Monitoring alerts and customer satisfaction surveys

Closing the loop on a monitoring alert is traditionally something that implicitly happens when the dashboard returns to its idyllic green state, the text massage returns a well deserved “Service: OK” or in more extreme cases the incident review is over and actions have been assigned. This however assumes the alert is working well and the operator understands why it woke them up and the value their involvement brings. In more fluid environments alerts can be incorrect, issues that do not require immediate attention and in the worst case ghost calls that mysteriously correct themselves just after you’ve woken up enough to find your MFA device.

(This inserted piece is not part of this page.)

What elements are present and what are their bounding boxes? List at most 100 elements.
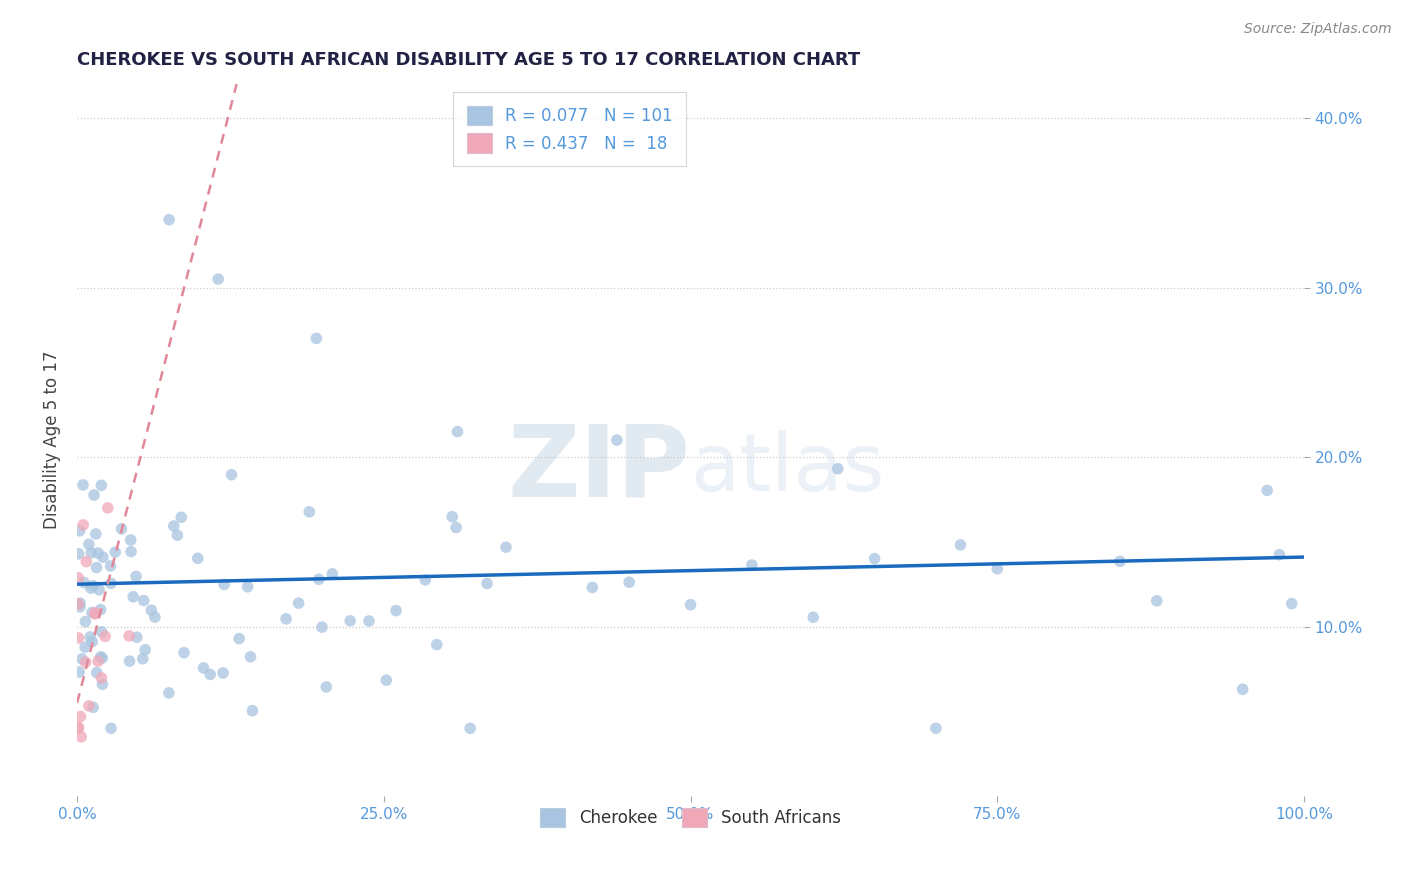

I’ve been doing a little pondering about how to determine the value around some of the alerts that trigger and I’m considering adding an additional step to one of the monitoring deployments to attempt to capture some additional information about the interactions themselves from the operators.

There should be an additional feeling of responsibility when you add checks and alerts that potentially disturb people outside of working hours, especially when they should be asleep. Every disturbance should be a last resort and any concerns should be grabbed as close to the event as possible and provide a tracked one for the responder to raise any issues or complaints. While a slack channel is often the first place to see this kind of feedback it’s not a great way to gather some semi structured comments and so I want to try a small variant on a customer satisfaction survey using a google form like this one.

As a first pass I’m going to iterate on one of the following simple question banks.

Did you take action to resolve this issue?

  * Yes (optional comments below)

  * No, it fixed itself

  * Free form Comment text box

It’s quick, simple and passes the 3am test. On the other hand I think there is more value in being a little more specific and trying the more wordy:

Was this alert due to an actual issue?

  * Yes, and it required human intervention

  * Yes, and it resolved itself

  * No, it was a false positive and required human intervention

  * No, it was a false positive and resolved itself

  * Free form Comment text box

It feels churlish to add a “Give your alert 1-5 stars” to either of those but I suspect it will make it easier to drill down onto the biggest pains. From a technical perspective these feedback forms will need to be able to gather some useful metadata and store it alongside the feedback results to provide context for discussion and review. The alert details themselves such as hosts, services, error messages and other data from the monitoring system and anything relevant from the alerting system such as date and time, responder name and any escalation paths it went through.

Having this additional process could quickly become yet another burden for the on-call responders so its deployment will need to be carefully planned. On quieter monitoring systems it could be enabled for all out of hours alerts and left to run until you have a decent picture of what’s alerting and how valuable people consider them to be. On more active monitoring platforms starting only with the out of hours or a smaller window of a few hours once a week should provide enough seed data to begin investigating. Considering how bespoke most monitoring and alerting configurations are I’m unsure how reusable a solution for this kind of feedback collection could be but most providers have some form of incident state feedback mechanism and most monitoring systems have a way to run remediation actions or events on state change so it should be generally applicable even if the implementation is very organisation specific.

Will it help whittle down the out of hours alerts that should be tickets? Can the data be used to pinpoint flaky parts of the systems with flapping checks? I don’t know, but I’d rather invest time in hours investigating it than have to deal with it out of hours.